Minha alma não é covarde  (1846)

The following are the last lines my sister Emily ever wrote." (Charlotte).


Nada covarde a alma minha

Sem tremer nesse mundo de tempestades pleno

Vejo o Paraíso, que brilha!

E a fé brilha junto, e eu nada temo!


Deus, que é quem sou!

Todo poderoso - Divindade sempre presente!

Vida - que em mim pousou

Como eu - Vida Imortal - tenho poder em Ti!


Vãos são os mil credos

Que movem os corações dos homens: Vaidade

Ervas daninhas e enganos cegos

Ou a espuma em meio à Imensidade 


Em despertar a dúvida em Ti

Tão rápido amparados na Tua Infinidade! 

Ancorados com segurança ali

A pedra inamovível da Imortalidade!


Com amor que a tudo vem envolver

Teu espírito a tudo ampara e anima

Tudo atinge e faz crescer

Muda, sustenta, dissolve, cria e reanima


Quando terra e homem vierem a desaparecer

E sóis e universos deixarem de ser 

Quando sozinho estiver o Ser 

Toda a existência em Ti vai existir 


Não há espaço para Medo

Nem a mínima parte do seu poder pode ser apagada

Tua - TUA arte - Ser e Alento!

Tua Arte - não pode voltar ao nada!


versão: Afonso Jr. Lima


Lembrança (1845)


O frio sobre a terra - e a neve se acumula sobre ti
Longe, longe estou - frio no túmulo triste 
Meu único amor, amor por ti, será que esqueci?
Separada pelo Tempo, que separa tudo que existe 

Agora, sozinha, não mais meu pensamento vaga
Sobre as montanhas, nas praias invernais 
Abrindo as asas sobre o pântano e o que a terra traga
Teu coração nobre para sempre, mais e mais! 

O frio na terra, quinze dezembros sem vida 
Desses morros mortos tornados em verdor
Fiel é o espírito que lembra ainda
Depois desses anos de mudança e dor 

Doce Amor da juventude, perdoe se eu me esquecer 
Enquanto a maré do mundo me arrasta como vendaval
Desejos duros e esperanças do dever 
Esperanças que obscurecem, mas não podem te fazer mal!

No meu céu outra luz nunca foi acendida 
Não houve uma segunda manhã na minha vida, amigo
Toda a alegria da minha vida veio da tua vida querida
E toda a alegria da minha vida está nessa cova contigo

Mas quando os dourados dias de sonhos tinham virado nada 
E até o Desespero, saciado, não mais destruía
Então eu aprendi como a existência poderia ser apreciada,
Fortalecida e alimentada sem o auxílio da alegria

Então sequei as lágrimas da inútil paixão
Proibi minha alma jovem de buscar a tua 
Neguei o desejo ardente de te acompanhar 
De deitar nesse, mais que meu, esse caixão

Não ouso ainda ouvir o que o coração sente
Me entregar à dor torturante da Memória
Mesmo bebendo profundamente dessa divina angústia,
Como buscar o mundo vazio novamente?

versão: Afonso Jr. Lima 

-

No Coward Soul Is Mine

No coward soul is mine,
No trembler in the world's storm-troubled sphere:
I see Heaven's glories shine,
And faith shines equal, arming me from fear.

O God within my breast,
Almighty, ever-present Deity!
Life--that in me has rest,
As I--undying Life--have power in thee!

Vain are the thousand creeds
That move men's hearts: unutterably vain;
Worthless as withered weeds,
Or idlest froth amid the boundless main,

To waken doubt in one
Holding so fast by thine infinity;
So surely anchored on
The stedfast rock of immortality.

With wide-embracing love
Thy spirit animates eternal years,
Pervades and broods above,
Changes, sustains, dissolves, creates, and rears.

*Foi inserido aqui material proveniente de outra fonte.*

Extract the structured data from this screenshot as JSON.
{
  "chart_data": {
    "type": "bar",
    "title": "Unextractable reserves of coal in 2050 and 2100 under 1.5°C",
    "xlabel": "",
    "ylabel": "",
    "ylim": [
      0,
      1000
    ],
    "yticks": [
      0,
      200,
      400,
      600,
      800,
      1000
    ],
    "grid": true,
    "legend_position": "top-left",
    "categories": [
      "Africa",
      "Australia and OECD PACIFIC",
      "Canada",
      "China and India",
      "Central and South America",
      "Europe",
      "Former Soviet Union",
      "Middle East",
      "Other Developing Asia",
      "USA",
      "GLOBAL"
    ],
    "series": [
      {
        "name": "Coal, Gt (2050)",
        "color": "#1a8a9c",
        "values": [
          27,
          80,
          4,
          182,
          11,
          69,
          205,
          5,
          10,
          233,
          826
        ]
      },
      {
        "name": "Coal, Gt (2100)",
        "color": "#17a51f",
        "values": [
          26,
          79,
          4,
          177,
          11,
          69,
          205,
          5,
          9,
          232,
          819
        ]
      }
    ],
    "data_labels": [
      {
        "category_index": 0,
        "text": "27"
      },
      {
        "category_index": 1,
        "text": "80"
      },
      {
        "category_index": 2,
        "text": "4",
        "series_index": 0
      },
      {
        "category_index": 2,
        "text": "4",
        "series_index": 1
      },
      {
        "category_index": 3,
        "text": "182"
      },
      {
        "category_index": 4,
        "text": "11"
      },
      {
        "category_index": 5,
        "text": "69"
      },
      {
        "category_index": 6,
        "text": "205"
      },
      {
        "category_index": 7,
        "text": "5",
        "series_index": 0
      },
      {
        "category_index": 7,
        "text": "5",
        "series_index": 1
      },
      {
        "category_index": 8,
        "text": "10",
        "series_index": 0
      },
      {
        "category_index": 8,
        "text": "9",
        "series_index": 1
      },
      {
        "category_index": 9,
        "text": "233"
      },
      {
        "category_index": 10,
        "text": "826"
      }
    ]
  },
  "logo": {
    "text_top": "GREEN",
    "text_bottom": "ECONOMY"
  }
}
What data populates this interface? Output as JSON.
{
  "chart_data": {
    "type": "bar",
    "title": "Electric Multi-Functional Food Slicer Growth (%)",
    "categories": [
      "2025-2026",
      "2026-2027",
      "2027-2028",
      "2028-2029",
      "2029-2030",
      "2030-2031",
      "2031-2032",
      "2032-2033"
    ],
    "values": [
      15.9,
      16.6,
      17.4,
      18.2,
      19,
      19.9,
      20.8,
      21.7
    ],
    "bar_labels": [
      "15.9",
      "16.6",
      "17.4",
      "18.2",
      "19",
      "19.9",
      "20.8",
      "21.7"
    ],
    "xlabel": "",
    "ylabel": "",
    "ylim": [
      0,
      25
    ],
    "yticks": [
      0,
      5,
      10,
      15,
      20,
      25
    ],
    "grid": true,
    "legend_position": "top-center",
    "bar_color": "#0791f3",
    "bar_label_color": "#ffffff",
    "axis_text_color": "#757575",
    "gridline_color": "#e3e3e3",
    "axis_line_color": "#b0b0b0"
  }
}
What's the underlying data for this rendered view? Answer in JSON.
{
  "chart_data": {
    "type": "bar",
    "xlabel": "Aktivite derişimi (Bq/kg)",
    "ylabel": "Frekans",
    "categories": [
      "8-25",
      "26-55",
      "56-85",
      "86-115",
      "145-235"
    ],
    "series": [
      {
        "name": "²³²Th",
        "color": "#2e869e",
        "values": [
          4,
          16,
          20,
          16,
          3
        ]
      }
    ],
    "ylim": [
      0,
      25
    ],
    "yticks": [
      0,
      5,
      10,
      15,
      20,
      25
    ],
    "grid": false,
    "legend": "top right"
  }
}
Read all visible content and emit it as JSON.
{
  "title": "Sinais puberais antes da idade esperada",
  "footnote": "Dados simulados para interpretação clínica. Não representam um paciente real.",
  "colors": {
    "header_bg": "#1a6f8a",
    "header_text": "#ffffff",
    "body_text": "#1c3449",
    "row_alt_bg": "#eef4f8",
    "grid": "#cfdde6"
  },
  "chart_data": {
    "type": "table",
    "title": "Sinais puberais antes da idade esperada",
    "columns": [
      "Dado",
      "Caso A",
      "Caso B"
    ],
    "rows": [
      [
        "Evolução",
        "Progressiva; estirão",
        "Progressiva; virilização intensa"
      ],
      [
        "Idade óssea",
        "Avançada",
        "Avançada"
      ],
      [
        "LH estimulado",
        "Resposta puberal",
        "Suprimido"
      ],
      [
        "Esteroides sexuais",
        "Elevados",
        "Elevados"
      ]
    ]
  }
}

Though earth and man were gone,
And suns and universes ceased to be,
And Thou were left alone,
Every existence would exist in Thee.


There is not room for Death,
Nor atom that his might could render void:
Thou--THOU art Being and Breath,
And what THOU art may never be destroyed

-

Remembrance


Cold in the earth—and the deep snow piled above thee,

Far, far removed, cold in the dreary grave!

Have I forgot, my only Love, to love thee,

Severed at last by Time's all-severing wave?



Now, when alone, do my thoughts no longer hover

Over the mountains, on that northern shore,

Resting their wings where heath and fern-leaves cover

Thy noble heart forever, ever more?



Cold in the earth—and fifteen wild Decembers,

From those brown hills, have melted into spring:

Faithful, indeed, is the spirit that remembers

After such years of change and suffering!



Sweet Love of youth, forgive, if I forget thee,

While the world's tide is bearing me along;

Other desires and other hopes beset me,

Hopes which obscure, but cannot do thee wrong!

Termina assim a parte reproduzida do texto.